WHAT'S WORTH KNOWING (and a comment)

 


Hamas leader Ismail Haniyeh with Iranian President Ibrahim Raisi.


On another morning after, I remind myself that the conflict between the Palestinian Arabs and the Zionist enterprise has been drawing blood for more than 120 years.

 

In so long a war of attrition, it helps to remember First Principles.

 

1.     The Jewish people have an inalienable right to a national homeland in this country. 

 

The Arab leadership has historically rejected this idea. Thus, our clash is not about borders, settlements, or the West Bank and Gaza. It is about whether the Jews get to have a national homeland in a world where there are 57 Muslim countries. A national homeland on our ancestral land. 

 

All these many years into the conflict, what pains me most is that there is a fundamental cleavage within the Jewish body politic about what kind of Jewish homeland we want.

 

2.     I can say what I don't want: to live in Sparta. To adapt the shahid mores of our enemy. To run riot as if we had no Zionist state. To burn and pillage as if we were not the sovereign.

 

I do not want to mirror Islamist extremism with ultra-Orthodox chauvinism,  fanaticism, and ultra-nationalism.  To replace Sharia law with Halacha interpreted by benighted narrow-minded decisors. To live in a country guided by pure majority rule.

 

I do not want to dehumanize the enemy. I do not want to let them rob us of our humanity.

 

I am not a pacifist…

 

3.     But Jewish violence needs to be the outcome of deliberation and tied to a strategy. It needs to be authorized by legitimate political institutions.

 

      4.  As a polity, we need to belatedly articulate what we want to do in and with Judea and Samaria. Should we settle every inch in the name of our mystical and historical connection to the soil, or would it be more prudent to fortify strategic settlement blocs and vital roads? We can't afford to withdraw from the West Bank and let it fall to Hamas or Iran, but that does not mean our present settlement policies are making us more secure.
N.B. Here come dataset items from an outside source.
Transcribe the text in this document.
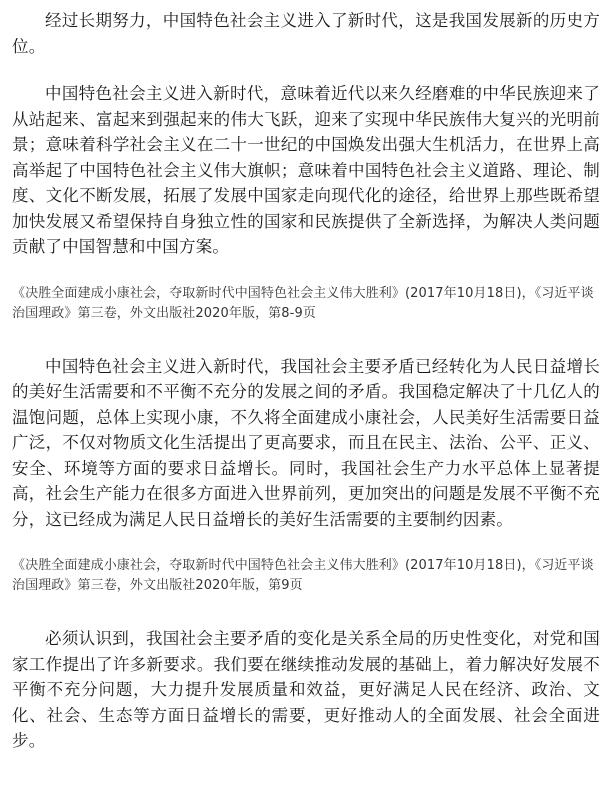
经过长期努力，中国特色社会主义进入了新时代，这是我国发展新的历史方位。

中国特色社会主义进入新时代，意味着近代以来久经磨难的中华民族迎来了从站起来、富起来到强起来的伟大飞跃，迎来了实现中华民族伟大复兴的光明前景；意味着科学社会主义在二十一世纪的中国焕发出强大生机活力，在世界上高高举起了中国特色社会主义伟大旗帜；意味着中国特色社会主义道路、理论、制度、文化不断发展，拓展了发展中国家走向现代化的途径，给世界上那些既希望加快发展又希望保持自身独立性的国家和民族提供了全新选择，为解决人类问题贡献了中国智慧和中国方案。

《决胜全面建成小康社会，夺取新时代中国特色社会主义伟大胜利》(2017年10月18日)，《习近平谈治国理政》第三卷，外文出版社2020年版，第8-9页

中国特色社会主义进入新时代，我国社会主要矛盾已经转化为人民日益增长的美好生活需要和不平衡不充分的发展之间的矛盾。我国稳定解决了十几亿人的温饱问题，总体上实现小康，不久将全面建成小康社会，人民美好生活需要日益广泛，不仅对物质文化生活提出了更高要求，而且在民主、法治、公平、正义、安全、环境等方面的要求日益增长。同时，我国社会生产力水平总体上显著提高，社会生产能力在很多方面进入世界前列，更加突出的问题是发展不平衡不充分，这已经成为满足人民日益增长的美好生活需要的主要制约因素。

《决胜全面建成小康社会，夺取新时代中国特色社会主义伟大胜利》(2017年10月18日)，《习近平谈治国理政》第三卷，外文出版社2020年版，第9页

必须认识到，我国社会主要矛盾的变化是关系全局的历史性变化，对党和国家工作提出了许多新要求。我们要在继续推动发展的基础上，着力解决好发展不平衡不充分问题，大力提升发展质量和效益，更好满足人民在经济、政治、文化、社会、生态等方面日益增长的需要，更好推动人的全面发展、社会全面进步。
We should not solidify this conflict into one between our God and theirs. This leaves them no way out.

 

We can't pick our enemies or their leadership. Yet isn't it plain that they are as committed to their struggle as we are to ours? So poking or humiliating them just because we can does not serve our interests.

 

Within the confines of this zero-sum conflict, we must recognize that our actions (changing the status quo on the Temple Mount, for instance, and in the Christian, Muslim, and Armenian Quarters of the Old City) – and our words – have deadly consequences.  Yes, they exploit our every mistake. But the overreach is ours.

 

If we become them – if we embrace unmitigated violence and religious fanaticism as a way of life – then holding this Land will prove a pyrrhic victory indeed.

 

Sadly, about half of Israel doesn’t see it my way.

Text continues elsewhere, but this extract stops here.